April 20, 2026

DRC’s AS-MONACO deal in tatters; dogged by corruption suspicions

In France, the General Prosecutor’s Office of Monaco has opened a preliminary investigation for corruption, money laundering and embezzlement in the DR Congo and AS Monaco (football club) promotional partnership.

The investigation was opened by Monaco’s Prosecutor General Stéphane Thibault, whose office is now examining the financial flows behind the €4.8 million sponsorship deal signed in June 2025 between Kinshasa and AS Monaco.

For months, the Congolese government proudly sold the Monaco deal as a grand marketing strategy. Ministers talked about global visibility. Officials spoke about tourism promotion. The regime pretended it had discovered a clever way of selling Congo to the world.

But the truth was always much simpler. It was never about tourism, rather a sabotage plan, either to delegitimize or outcompete and slander Rwanda’s “Visit Rwanda” brand.

Instead of fixing governance, securing the east or building an actual tourism sector, Kinshasa rushed to copy a branding model it barely understood. The objective was not to attract tourists. The objective was political vanity.

The agreement with AS Monaco was signed in June 2025 and was worth about €4.8 million over three years, roughly €1.6 million each season. In exchange, the slogan “DR Congo, Heart of Africa” was placed on the sleeve of Monaco’s jerseys and displayed across the club’s media platforms during Ligue 1 and European competitions.

Kinshasa simultaneously chased bigger European clubs.
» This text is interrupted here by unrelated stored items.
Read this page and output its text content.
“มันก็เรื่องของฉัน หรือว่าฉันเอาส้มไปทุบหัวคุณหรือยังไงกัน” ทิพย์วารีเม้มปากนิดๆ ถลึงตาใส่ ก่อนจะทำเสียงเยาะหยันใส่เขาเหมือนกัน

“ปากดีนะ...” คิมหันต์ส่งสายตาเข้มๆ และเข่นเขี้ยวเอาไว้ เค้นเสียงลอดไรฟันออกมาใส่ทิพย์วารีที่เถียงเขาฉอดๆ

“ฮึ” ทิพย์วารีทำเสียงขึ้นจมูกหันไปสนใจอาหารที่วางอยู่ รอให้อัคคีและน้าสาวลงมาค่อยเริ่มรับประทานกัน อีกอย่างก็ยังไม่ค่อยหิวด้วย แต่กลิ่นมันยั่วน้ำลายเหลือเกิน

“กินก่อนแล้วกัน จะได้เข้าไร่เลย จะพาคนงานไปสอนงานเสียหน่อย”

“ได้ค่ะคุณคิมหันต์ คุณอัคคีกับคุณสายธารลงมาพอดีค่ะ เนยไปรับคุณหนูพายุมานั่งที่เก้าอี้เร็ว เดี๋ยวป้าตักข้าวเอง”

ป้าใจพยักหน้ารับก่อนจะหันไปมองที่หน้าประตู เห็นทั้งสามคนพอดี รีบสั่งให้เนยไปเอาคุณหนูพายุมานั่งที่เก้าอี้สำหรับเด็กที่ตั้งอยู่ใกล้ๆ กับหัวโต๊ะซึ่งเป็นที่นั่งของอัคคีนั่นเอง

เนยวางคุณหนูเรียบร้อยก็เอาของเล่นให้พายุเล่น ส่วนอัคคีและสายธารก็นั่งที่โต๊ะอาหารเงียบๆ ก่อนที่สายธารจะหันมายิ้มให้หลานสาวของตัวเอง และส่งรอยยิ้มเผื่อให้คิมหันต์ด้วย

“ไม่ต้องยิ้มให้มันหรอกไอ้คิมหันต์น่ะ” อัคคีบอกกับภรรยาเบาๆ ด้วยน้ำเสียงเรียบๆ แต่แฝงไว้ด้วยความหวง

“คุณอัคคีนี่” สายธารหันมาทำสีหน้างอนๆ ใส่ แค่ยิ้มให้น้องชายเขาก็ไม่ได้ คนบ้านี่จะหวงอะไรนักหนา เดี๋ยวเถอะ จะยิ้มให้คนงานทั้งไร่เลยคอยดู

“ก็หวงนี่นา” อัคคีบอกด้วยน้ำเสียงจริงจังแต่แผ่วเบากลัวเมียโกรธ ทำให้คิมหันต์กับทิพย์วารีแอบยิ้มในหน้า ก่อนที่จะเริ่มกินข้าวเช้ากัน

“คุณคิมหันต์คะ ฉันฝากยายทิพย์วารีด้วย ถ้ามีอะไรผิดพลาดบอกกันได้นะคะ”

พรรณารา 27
The government reportedly committed around €40 million over four years to FC Barcelona, while another agreement with AC Milan was estimated at roughly €14 million per season.

And yet Congolese citizens have never been shown a single serious report explaining what these deals produced. No tourism statistics. No investment inflows. No measurable economic benefit. Just slogans.

Now when a foreign justice system starts investigating corruption and money laundering around a government contract, it means the smoke has become too thick to ignore. The questions now being asked in Monaco are simple but devastating.

There is also a darker context behind this expensive football circus. While Kinshasa was spending millions polishing its image in European stadiums, eastern Congo was descending deeper into violence.

Armed coalitions involving FARDC, Wazalendo militias, FDLR elements, Burundian forces and foreign mercenaries were committing all sorts of atrocities against civilian populations, particularly Tutsi communities in the region.

Instead of confronting those accusations, the regime invested in international image laundering and football shirts became political camouflage.

If prosecutors in Monaco push this case further, the embarrassment for Kinshasa could become monumental.

What was sold to the public as a brilliant international partnership may soon look like something far uglier: reckless spending, opaque deals and the familiar smell of corruption.

Because when governments use propaganda to sign contracts, prosecutors eventually scrutinize the bank transfers.